#1
im a beginner and im interested in learning the wind cries mary or little wing by jimi hendrix. are these songs too advanced for a beginner like myself? i would like to improve on playing and strumming chords and i thought learning a hendrix song would be a good, fun start.
#2
Define beginner.

You should decide for yourself if it's on your level, otherwise I'd recommend you to play other songs, and then when you're ready, Little wing and Wind cries mary will be no problem
DeVillains!
#3
if you want an easy hendrix song purple haze is probablt one of his easiest

but im sure with a bit of practice you can get it...i cant because i cant remember the whole thing but good luck with that
#4
as long as you're in tune and familiar with all the song in it's subtleties, the sky is the limit bro. As long as you have a metronome, willpower, and a strong love for the craft
Guitars:
1997 Guild Bluesbird
Gibson Les Paul Bfg
Acoustics
Ibanez GSR200FM Bass
Amps:
Bugera V55HD w/avatar cab
Fender Champ 600 with 4 ohm cab
70s traynor 200w head with 2 9x8 cabs for bass
#5
Quote by ryanpeppers
im a beginner and im interested in learning the wind cries mary or little wing by jimi hendrix. are these songs too advanced for a beginner like myself? i would like to improve on playing and strumming chords and i thought learning a hendrix song would be a good, fun start.

To me beginner means "I've just started playing guitar"

If that's not the case then you need to tell us how long you've been playing and what you can currently play, a recording of you playing would help immensely.
Actually called Mark!

Quote by TNfootballfan62
People with a duck for their avatar always give good advice.

...it's a seagull

Quote by Dave_Mc
i wanna see a clip of a recto buying some groceries.


stuffmycatswatchontv.tumblr.com
#6
If you are comfortable making barre chords (and I have never seen anyone at the beginner level who is), then Wind Cries Mary is actually pretty easy. Note that you don't need to use full barres in order to play it.

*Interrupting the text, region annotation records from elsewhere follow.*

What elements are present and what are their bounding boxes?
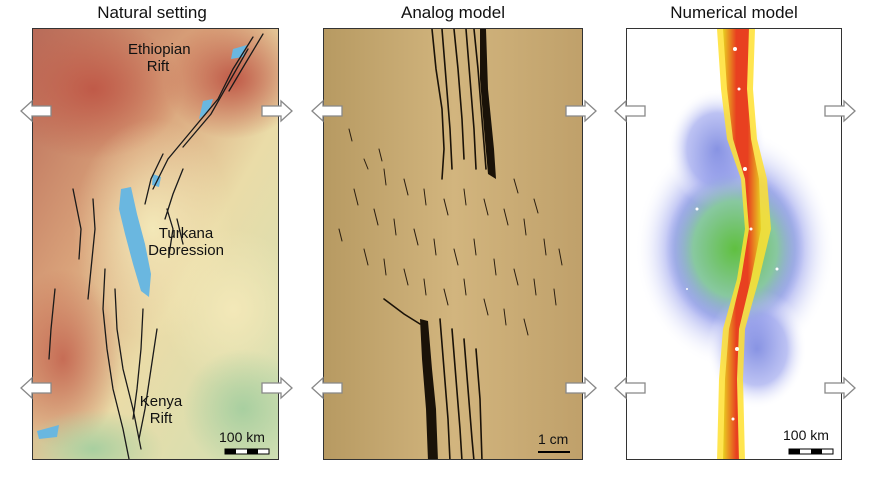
scale-bar-graphic [224, 448, 270, 455]
extension-arrow-left-icon [20, 99, 52, 123]
numerical-model-title: Numerical model [670, 3, 798, 22]
extension-arrow-right-icon [261, 99, 293, 123]
scale-bar-label: 100 km [219, 429, 265, 445]
natural-setting-title: Natural setting [97, 3, 207, 22]
extension-arrow-right-icon [565, 376, 597, 400]
analog-model-title: Analog model [401, 3, 505, 22]
extension-arrow-right-icon [824, 99, 856, 123]
scale-bar-label: 1 cm [538, 431, 569, 447]
scale-bar-graphic [788, 448, 834, 455]
extension-arrow-left-icon [311, 99, 343, 123]
numerical-model-graphic [627, 29, 841, 459]
extension-arrow-left-icon [614, 376, 646, 400]
scale-bar-line [538, 451, 570, 453]
turkana-depression-label: Turkana Depression [148, 225, 224, 259]
extension-arrow-right-icon [824, 376, 856, 400]
natural-setting-map: Ethiopian Rift Turkana Depression Kenya … [32, 28, 279, 460]
extension-arrow-left-icon [311, 376, 343, 400]
extension-arrow-left-icon [20, 376, 52, 400]
extension-arrow-left-icon [614, 99, 646, 123]
analog-model-image: 1 cm [323, 28, 583, 460]
extension-arrow-right-icon [565, 99, 597, 123]
terrain-map-graphic [33, 29, 278, 459]
scale-bar-label: 100 km [783, 427, 829, 443]
analog-model-graphic [324, 29, 582, 459]
extension-arrow-right-icon [261, 376, 293, 400]
ethiopian-rift-label: Ethiopian Rift [128, 41, 191, 75]
numerical-model-image: 100 km [626, 28, 842, 460]
kenya-rift-label: Kenya Rift [139, 393, 183, 427]
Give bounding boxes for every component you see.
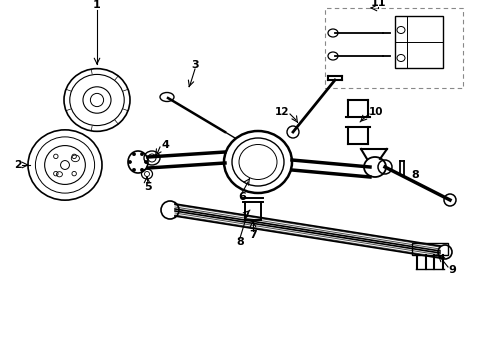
Text: 4: 4	[161, 140, 169, 150]
Circle shape	[141, 153, 144, 156]
Bar	[325, 8, 463, 88]
Text: 1: 1	[93, 0, 101, 10]
Circle shape	[132, 168, 136, 171]
Text: 5: 5	[144, 182, 152, 192]
Text: 11: 11	[370, 0, 386, 8]
Text: 8: 8	[411, 170, 419, 180]
Text: 7: 7	[249, 230, 257, 240]
Text: 3: 3	[191, 60, 199, 70]
Text: 6: 6	[238, 192, 246, 202]
Text: 10: 10	[369, 107, 383, 117]
Text: 2: 2	[14, 160, 22, 170]
Text: 12: 12	[275, 107, 289, 117]
Circle shape	[128, 161, 131, 163]
Bar	[412, 243, 448, 255]
Text: 8: 8	[236, 237, 244, 247]
Bar	[395, 16, 443, 68]
Circle shape	[132, 153, 136, 156]
Circle shape	[145, 161, 147, 163]
Circle shape	[141, 168, 144, 171]
Text: 9: 9	[448, 265, 456, 275]
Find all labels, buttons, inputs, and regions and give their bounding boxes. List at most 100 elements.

Little Wing has a little more going on in it, it uses alot of hammer ons, slides, and some moveable shaped chords. This song is an excellent introduction to those wanting to get into chord melody type of playing.
I'm the only player to be sponsered by 7 guitar companies not to use their products.
#7
The important thing is to learn how to play it CORRECTLY, so look up a reliable tab, don't take any shortcuts (e.g. skipping notes, letting go of notes that are supposed to ring out, replacing barre chords and "difficult" fingerings with stuff that sounds pretty similar yet not quite the same) and just keep practicing 'em every now and then so you don't forget 'em

It really doesn't matter if you play it slowed down 10x, the point is to always have these songs available in your "queue of stuff I have to practice" just so you can pull 'em out whenever you feel like it. Focus on easier stuff in the meantime. Trust me, eventually you'll be like "okay, so I've really mastered Smoke on the Water by now and I'm kinda tired of repeating the same exercises over and over again: maybe I'll take another shot at Little Wing!"... You'll probably notice that the stuff which seemed just beyond your reach a couple of months ago suddenly appears to be pretty damn achievable!!

Thus encouraging you to practice on that song on and off for like a week until you stumble upon yet another obstacle: "damn, I can play almost halfway through the song, but that bridge is still a pain in the arse!!". No worries: this just means it's time to put the song back on the shelve and practice something else that seems more "up to your level" at this point, until you feel like having another go. Sometimes you'll feel like slaving over the same material, like when you're practicing for a performance or showcase or whatever, but when there's no motivation I would advice to save yourself some frustration because remember why you decided to pick up the guitar in the first place: because you wanted to have fun (well, that and chicks, but mostly fun)!

So that's basically it: try keeping yourself entertained by always having a bunch of songs of different difficulties (or even better: styles!) stored in the back of your mind just so you won't grow bored or frustrated. I'm always working on tons of songs at the same time: most of 'em I'll master pretty quickly, some of 'em might take me a few days and there's always like 1 or 2 really technical ones which I'll try to memorize waaay slowed down, just so I have something to grind on whenever I'm out of imagination. Some of 'em I started working on years ago and I still haven't mastered the bastards, but the cool thing is: if you haven't played 'em in a while and go back to them the progress you made will become a lot more noticeable. And nothing beats that good old "oh wow, I really HAVE gotten better" feeling

/] 三方 [\
^^^^^^^^^^^^^^^^^^^^^^^^^^^^^^^^^^^^^^^^^
#8
If you slow it down and get confident with each part before you move on to the next, neither of them should be too hard. They're a bit fiddly. Especially Little Wing. The hardest part will be getting each of your fingers to work independently of each other. Then it'd be learning how Hendrix held the chords, because he didn't just slap the whole barre chord down. He used "shortened" versions.
#9
I'll try to memorize waaay slowed down, just so I have something to grind on whenever I'm out of imagination.